Is there really a Big Brother ?

I often discuss with customers the suspicion and rumours about Windows XP and other versions of Microsoft or other commercial software being designed to permit eavesdropping by governments. I recently came accross interesting facts in a cryptography discussion.

While Enigmail integration to Mozilla was being discussed, an enhancement proposed in 1999 was brought to light and comment #138 highlights some quotes from the Interception Capabilities 2000 report published by the European Parliament at the time (1999!).

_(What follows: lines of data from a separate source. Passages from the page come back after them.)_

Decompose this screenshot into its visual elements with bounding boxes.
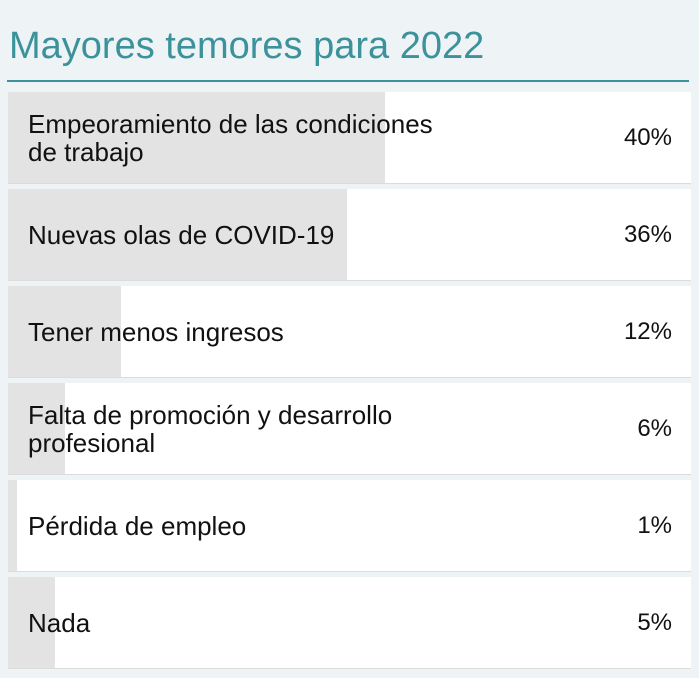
- bar-row: Pérdida de empleo 1%: [8, 480, 691, 572]
- bar-row: Tener menos ingresos 12%: [8, 286, 691, 378]
- category-label: Nada: [28, 607, 91, 638]
- bar: [8, 383, 65, 474]
- category-label: Falta de promoción y desarrollo profesio…: [28, 399, 393, 458]
- bar: [8, 480, 18, 571]
- value-label: 40%: [623, 123, 672, 151]
- value-label: 1%: [637, 511, 672, 539]
- category-label: Nuevas olas de COVID-19: [28, 219, 335, 250]
- category-label: Tener menos ingresos: [28, 316, 284, 347]
- bar: [8, 189, 348, 280]
- value-label: 6%: [637, 414, 672, 442]
- bar: [8, 92, 386, 183]
- bar-row: Nada 5%: [8, 577, 691, 669]
- bar: [8, 286, 122, 377]
- title-divider: [7, 80, 689, 82]
- value-label: 12%: [623, 317, 672, 345]
- value-label: 5%: [637, 608, 672, 636]
- chart-title: Mayores temores para 2022: [9, 25, 485, 67]
- bar: [8, 577, 56, 668]
- category-label: Empeoramiento de las condiciones de trab…: [28, 108, 433, 167]
- bar-row: Falta de promoción y desarrollo profesio…: [8, 383, 691, 475]
- bar-row: Empeoramiento de las condiciones de trab…: [8, 92, 691, 184]
- bar-row: Nuevas olas de COVID-19 36%: [8, 189, 691, 281]
- bar-list: Empeoramiento de las condiciones de trab…: [8, 92, 691, 674]
- value-label: 36%: [623, 220, 672, 248]
- category-label: Pérdida de empleo: [28, 510, 247, 541]
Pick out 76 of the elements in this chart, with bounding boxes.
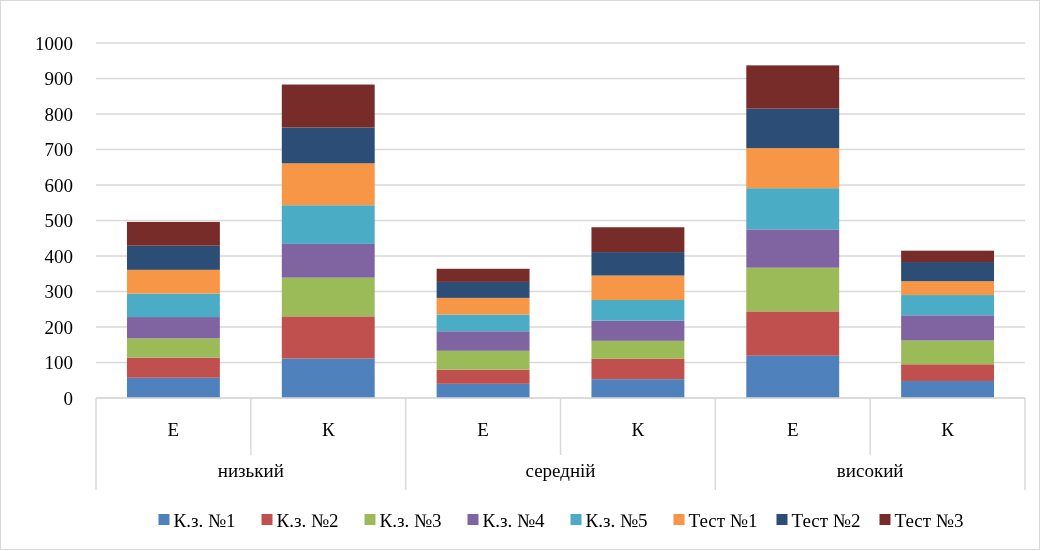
y-tick-label: 900 [44, 68, 73, 90]
bar [746, 65, 840, 109]
x-tick-label: К [631, 419, 645, 440]
bar [281, 243, 375, 278]
bar [746, 267, 840, 312]
bar [436, 350, 530, 370]
legend-label: К.з. №2 [276, 509, 339, 531]
bar [901, 250, 995, 263]
y-tick-label: 100 [44, 352, 73, 374]
bar [591, 300, 685, 321]
bar [281, 84, 375, 128]
bar [591, 340, 685, 359]
bar [901, 262, 995, 282]
bar [281, 205, 375, 244]
bar [436, 297, 530, 315]
bar [591, 275, 685, 301]
bar [126, 269, 220, 294]
legend-label: Тест №2 [791, 509, 861, 531]
y-tick-label: 500 [44, 210, 73, 232]
bar [901, 340, 995, 365]
bar [901, 380, 995, 398]
y-tick-label: 200 [44, 316, 73, 338]
bar [591, 379, 685, 398]
bar [126, 221, 220, 246]
bar [591, 320, 685, 341]
bar [746, 148, 840, 189]
bar [281, 127, 375, 164]
y-tick-label: 300 [44, 281, 73, 303]
bar [126, 293, 220, 318]
y-tick-label: 700 [44, 139, 73, 161]
x-tick-label: Е [477, 419, 489, 440]
y-tick-label: 600 [44, 174, 73, 196]
legend-label: К.з. №3 [379, 509, 442, 531]
text: середній [525, 460, 596, 481]
x-tick-label: К [941, 419, 955, 440]
bar [126, 317, 220, 339]
y-tick-label: 0 [63, 387, 73, 409]
bar [901, 281, 995, 296]
bar [436, 314, 530, 332]
bar [126, 338, 220, 358]
bar [126, 377, 220, 398]
bar [901, 364, 995, 381]
x-tick-label: К [321, 419, 335, 440]
bar [281, 277, 375, 317]
y-tick-label: 1000 [35, 32, 73, 54]
legend-label: К.з. №4 [482, 509, 546, 531]
bar [281, 316, 375, 359]
y-tick-label: 800 [44, 103, 73, 125]
bar [436, 331, 530, 351]
bar [746, 355, 840, 398]
bar [436, 281, 530, 298]
x-tick-label: Е [167, 419, 180, 440]
bar [591, 358, 685, 380]
bar [436, 383, 530, 398]
text: високий [836, 460, 904, 481]
legend-label: К.з. №1 [173, 509, 236, 531]
bar [281, 358, 375, 398]
bar [436, 369, 530, 384]
bar [901, 315, 995, 341]
bar [126, 357, 220, 378]
text: низький [217, 460, 284, 481]
bar [746, 188, 840, 230]
y-tick-label: 400 [44, 245, 73, 267]
legend-label: Тест №3 [894, 509, 964, 531]
x-tick-label: Е [786, 419, 799, 440]
bar [591, 252, 685, 276]
bar [746, 229, 840, 268]
legend-label: К.з. №5 [585, 509, 648, 531]
bar [436, 268, 530, 282]
bar [126, 245, 220, 270]
bar [901, 295, 995, 316]
bar [746, 108, 840, 149]
bar [591, 227, 685, 253]
legend-label: Тест №1 [688, 509, 758, 531]
bar [281, 163, 375, 206]
bar [746, 311, 840, 356]
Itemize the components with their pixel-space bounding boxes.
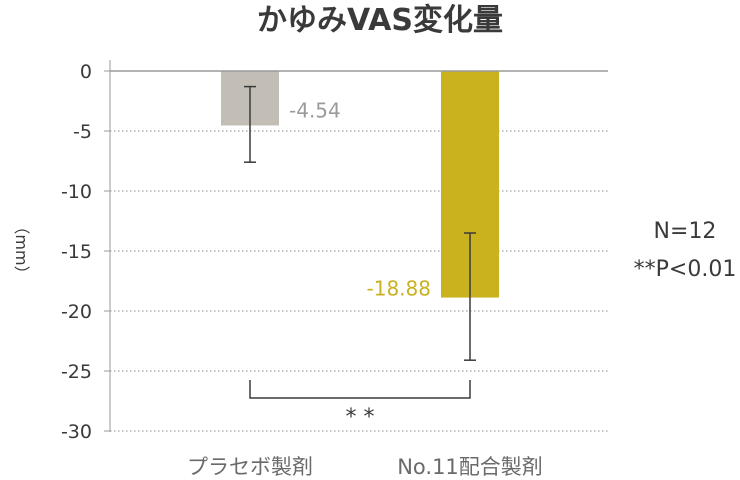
y-tick-label: 0 [80,61,92,83]
y-tick-label: -30 [61,421,92,443]
y-tick-label: -10 [61,181,92,203]
bars [221,71,499,298]
y-tick-label: -20 [61,301,92,323]
value-labels: -4.54 -18.88 [289,98,431,300]
sample-size-note: N=12 [654,219,717,244]
y-axis-ticks: 0 -5 -10 -15 -20 -25 -30 [61,61,110,443]
value-label: -4.54 [289,98,341,122]
y-axis-unit-label: （mm） [12,218,31,281]
category-label: プラセボ製剤 [187,455,313,479]
p-value-note: **P<0.01 [634,257,737,282]
chart-title: かゆみVAS変化量 [257,3,503,38]
significance-label: * * [346,405,375,430]
y-tick-label: -5 [73,121,92,143]
y-tick-label: -25 [61,361,92,383]
value-label: -18.88 [367,277,431,301]
grid [110,130,608,432]
significance-bracket [249,380,471,399]
error-bars [244,85,476,361]
category-label: No.11配合製剤 [397,455,543,479]
category-labels: プラセボ製剤 No.11配合製剤 [187,455,543,479]
y-tick-label: -15 [61,241,92,263]
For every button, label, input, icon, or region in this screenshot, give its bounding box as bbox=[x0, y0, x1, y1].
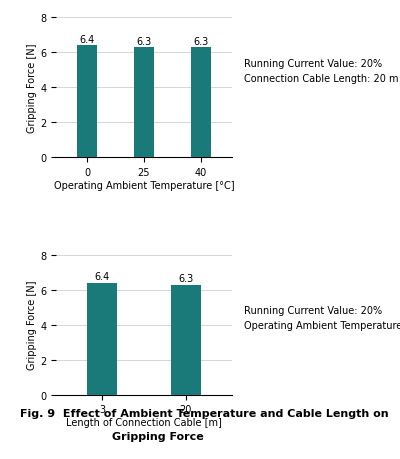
Text: 6.3: 6.3 bbox=[193, 37, 208, 46]
Text: 6.4: 6.4 bbox=[94, 272, 110, 282]
Bar bbox=[191, 48, 211, 158]
Y-axis label: Gripping Force [N]: Gripping Force [N] bbox=[27, 44, 37, 133]
Text: 6.3: 6.3 bbox=[178, 274, 194, 284]
X-axis label: Operating Ambient Temperature [°C]: Operating Ambient Temperature [°C] bbox=[54, 180, 234, 190]
Text: 6.3: 6.3 bbox=[136, 37, 152, 46]
Text: Running Current Value: 20%
Connection Cable Length: 20 m: Running Current Value: 20% Connection Ca… bbox=[244, 59, 398, 84]
Bar bbox=[171, 285, 200, 395]
X-axis label: Length of Connection Cable [m]: Length of Connection Cable [m] bbox=[66, 417, 222, 427]
Text: Gripping Force: Gripping Force bbox=[112, 431, 204, 441]
Text: Fig. 9  Effect of Ambient Temperature and Cable Length on: Fig. 9 Effect of Ambient Temperature and… bbox=[20, 408, 389, 418]
Text: Running Current Value: 20%
Operating Ambient Temperature: 20°C: Running Current Value: 20% Operating Amb… bbox=[244, 306, 400, 330]
Bar bbox=[88, 283, 117, 395]
Bar bbox=[134, 48, 154, 158]
Text: 6.4: 6.4 bbox=[80, 35, 95, 45]
Bar bbox=[77, 46, 97, 158]
Y-axis label: Gripping Force [N]: Gripping Force [N] bbox=[27, 280, 37, 369]
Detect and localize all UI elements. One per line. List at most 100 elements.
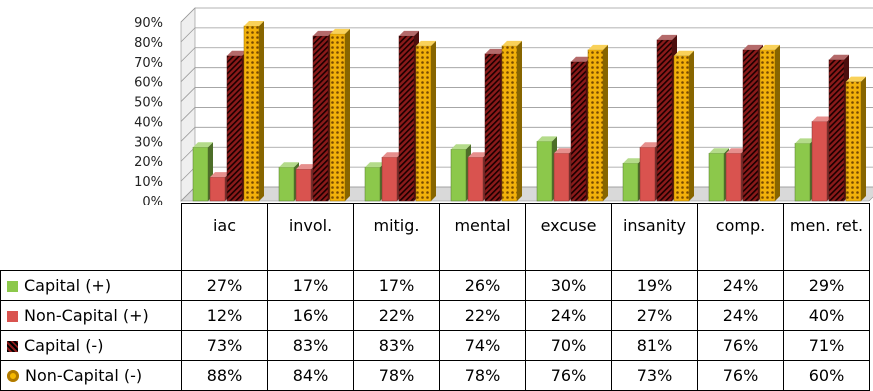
category-label: iac [181, 203, 268, 271]
data-label: 22% [439, 300, 526, 331]
bar-front [639, 147, 656, 202]
table-row: Non-Capital (+) 12% 16% 22% 22% 24% 27% 24% 40% [0, 300, 870, 331]
bar-top [829, 54, 849, 60]
table-row: Non-Capital (-) 88% 84% 78% 78% 76% 73% 76% 60% [0, 360, 870, 391]
bar-side [775, 44, 780, 201]
bar-front [708, 153, 725, 202]
legend-key-icon [7, 341, 18, 352]
bar-top [193, 142, 213, 148]
bar-side [431, 40, 436, 201]
bar-top [279, 162, 299, 168]
table-row: Capital (+) 27% 17% 17% 26% 30% 19% 24% 29% [0, 270, 870, 301]
bar-front [226, 55, 243, 202]
bar-front [484, 53, 501, 202]
category-label: comp. [697, 203, 784, 271]
bar-top [709, 148, 729, 154]
bar-side [517, 40, 522, 201]
data-label: 76% [525, 360, 612, 391]
bar-front [192, 147, 209, 202]
bar-non-capital-1 [329, 28, 350, 202]
bar-non-capital-7 [845, 76, 866, 202]
bar-top [554, 148, 574, 154]
bar-front [622, 162, 639, 202]
category-label: excuse [525, 203, 612, 271]
legend-entry: Non-Capital (-) [0, 360, 182, 391]
series-name: Non-Capital (+) [24, 306, 149, 325]
gridline [180, 47, 873, 63]
category-label: mitig. [353, 203, 440, 271]
bar-front [364, 166, 381, 202]
bar-top [468, 152, 488, 158]
y-tick-label: 0% [142, 195, 163, 205]
series-name: Non-Capital (-) [25, 366, 143, 385]
data-label: 74% [439, 330, 526, 361]
category-label: men. ret. [783, 203, 870, 271]
bar-front [398, 35, 415, 202]
bar-front [329, 33, 346, 202]
bar-top [795, 138, 815, 144]
bar-front [243, 25, 260, 202]
bar-top [760, 44, 780, 50]
legend-key-icon [7, 281, 18, 292]
data-label: 73% [181, 330, 268, 361]
bar-top [743, 44, 763, 50]
bar-top [227, 50, 247, 56]
series-name: Capital (+) [24, 276, 112, 295]
gridline [180, 67, 873, 82]
bar-front [587, 49, 604, 202]
legend-key-icon [7, 311, 18, 322]
data-label: 24% [697, 270, 784, 301]
table-row: Capital (-) 73% 83% 83% 74% 70% 81% 76% 71% [0, 330, 870, 361]
y-tick-label: 40% [134, 115, 163, 130]
data-label: 70% [525, 330, 612, 361]
gridline [180, 126, 873, 142]
data-label: 76% [697, 330, 784, 361]
gridline [180, 7, 873, 23]
y-tick-label: 10% [134, 175, 163, 190]
y-tick-label: 70% [134, 56, 163, 71]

Some quotes ought to help us decide which encryption and software to trust:

From the 1940s to date, NSA has undermined the effectiveness of cryptographic systems made or used in Europe.[…]NSA arranged to rig encryption systems sold by Crypto AG, enabling UK / USA agencies to read the coded diplomatic and military traffic of more than 130 countries.[…]The purpose of NSA’s interventions were to ensure that while its coding systems should appear secure to other cryptologists, it was not secure.[…]in 1995, when NSA became concerned about cryptographic security systems being built into Internet and E-mail software by Microsoft, Netscape and Lotus. The companies agreed to adapt their software to reduce the level of security provided to users outside the United States. In the case of Lotus Notes,which includes a secure e-mail system, the built-in cryptographic system.[…]It follows that almost every computer in Europe has, as a built-in standard feature, an NSA workfactor reduction system to enable NSA (alone) to break the user’s code and read secure messages uses a 64 bit encryption key. This provides a medium level of security, which might at present only be broken by NSA in months or years.

Old news ? I think so, but it’s just an example of how governements and corporations can do something different than they tell their citizens and customers.